Gesunde Luft, gesunder Planet: 2. Internationaler Tag für saubere Luft und blauen Himmel

Aktuell

Unter dem Motto “Clean Air for Blue Skies” machen die Vereinten Nationen am 07.09.2021 zum 2. Mal weltweit auf die wichtige Rolle sauberer Luft aufmerksam.

(© United Nations Environment Programme)

Das Thünen-Institut unterstützt dieses Anliegen durch das nationale und internationale forstliche Umweltmonitoring im Rahmen von ICP Forests. In diesem Jahr liegt der Schwerpunkt auf der Notwendigkeit gesunder Luft für die Gesundheit und das Wohlergehen aller und bezieht dabei gleichzeitig andere kritische Themen wie den Klimawandel, den Zustand der Erde sowie die Ziele für eine nachhaltige Entwicklung in die Diskussion mit ein.

Luftverschmutzung ist ein globales Problem und stellt eines der größten Umweltrisiken für die menschliche Gesundheit, die Funktion von Ökosystemen und den Schutz von Bauwerken dar. Obwohl sich die Luftverschmutzung in Europa durch verschiedene Maßnahmen in Industrie und Verkehr in den letzten Jahrzehnten bereits deutlich verringert hat, bleibt sie auf hohem Niveau, wie Ergebnisse des internationalen forstlichen Umweltmonitorings unter ICP Forests im Rahmen der UNECE Air Convention belegen.

Hintergrund

Das internationale Kooperationsprogramm Wälder (ICP Forests) der Wirtschaftskommission für Europa der Vereinten Nationen (UNECE) wird vom Thünen-Institut für Waldökosysteme koordiniert. In ihm überwachen Wissenschaftler*innen in ganz Europa seit 1985 den Einfluss von Luftschadstoffen auf den Zustand unserer Wälder. Sie sind damit in der Lage, wichtige Entwicklungen in Waldökosystemen wie Veränderungen im Ernährungszustand der Bäume oder die Biodiversität über einen Zeitraum von nunmehr 35 Jahren nachzuzeichnen.

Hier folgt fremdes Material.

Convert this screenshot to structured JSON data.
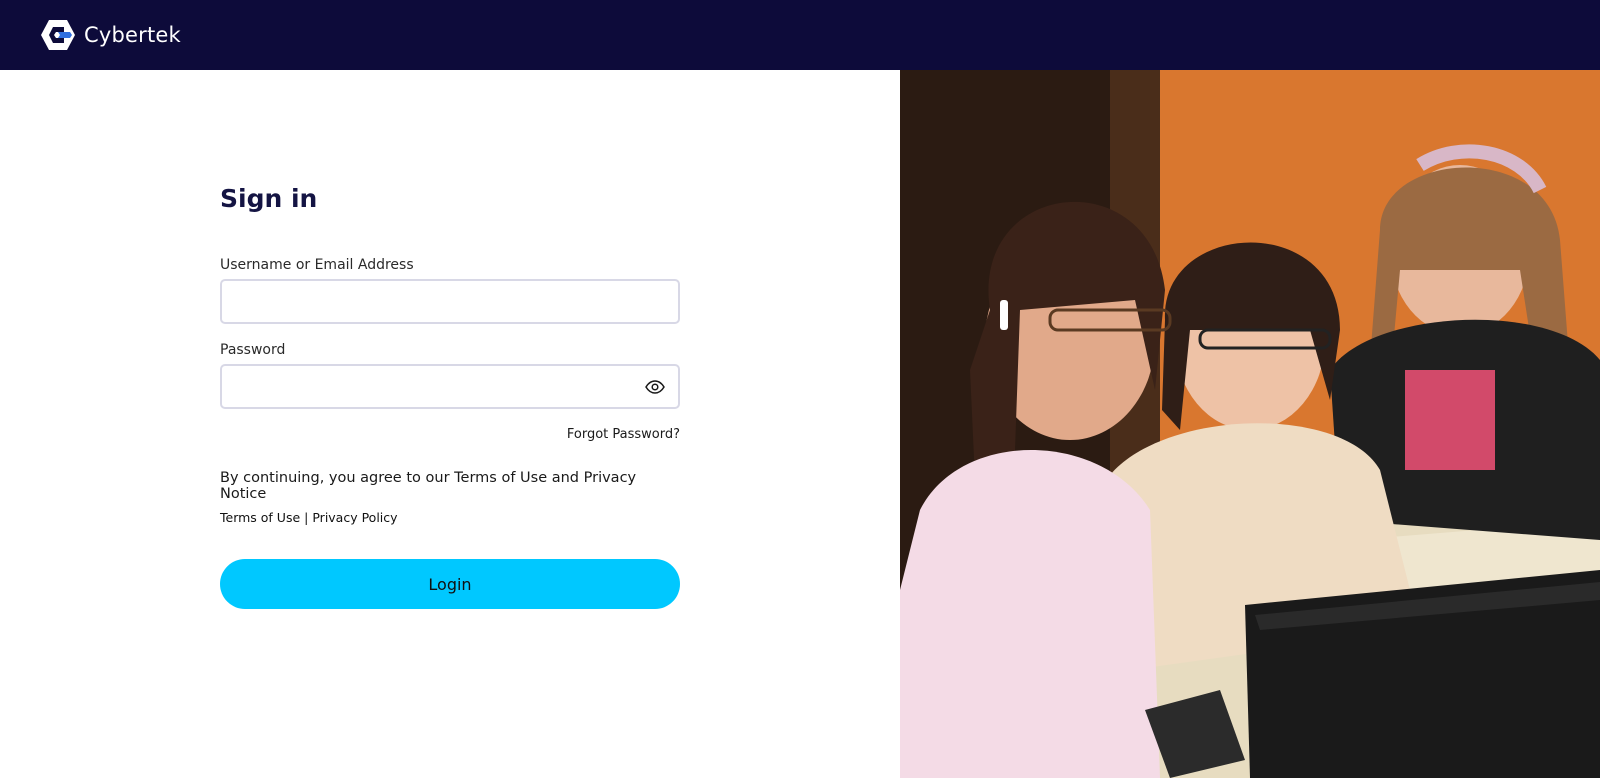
{
  "header": {
    "brand_name": "Cybertek",
    "logo_icon": "cybertek-logo-icon",
    "background_color": "#0d0b3a"
  },
  "signin": {
    "title": "Sign in",
    "username_label": "Username or Email Address",
    "username_value": "",
    "password_label": "Password",
    "password_value": "",
    "password_toggle_icon": "eye-icon",
    "forgot_password": "Forgot Password?",
    "agree_text": "By continuing, you agree to our Terms of Use and Privacy Notice",
    "terms_link": "Terms of Use",
    "separator": "|",
    "privacy_link": "Privacy Policy",
    "login_button": "Login",
    "accent_color": "#00c8ff"
  },
  "hero": {
    "photo": "three-women-looking-at-computer-photo"
  }
}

Besonders im Fokus stehen neben klimatischen Veränderungen der Einfluss von bodennahem Ozon sowie luftgetragene Stickstoff- und Schwefelverbindungen. So ging der beobachtete Sulfatgehalt im Niederschlagswasser in europäischen Wäldern seit Beginn der Luftreinhaltemaßnahmen in den 1980ern drastisch zurück (ICP Forests 2020 Technical Report). Bei den Stickstoffverbindungen war der Rückgang weniger stark ausgeprägt und die Höhe des Stickstoffeintrags ist noch immer als kritisch für das Ökosystem Wald zu bezeichnen (ICP Forests Brief No 2).

Auf bis zu 7.500 Untersuchungsflächen in einem Raster von 16 mal 16 Kilometern (Level I) wird in Europa bzw. der UNECE-Region der Zustand von Waldbäumen und Waldböden sowie Nadel- und Blattinhaltsstoffe untersucht. Auf weiteren mehr als 600 ausgewählten Flächen (Level II) werden zusätzlich Daten u.a. zur Witterung, Luftqualität, Ablagerung von Schadstoffen in Wäldern, Bodenwasserqualität und dem Wachstum der Bäume erfasst.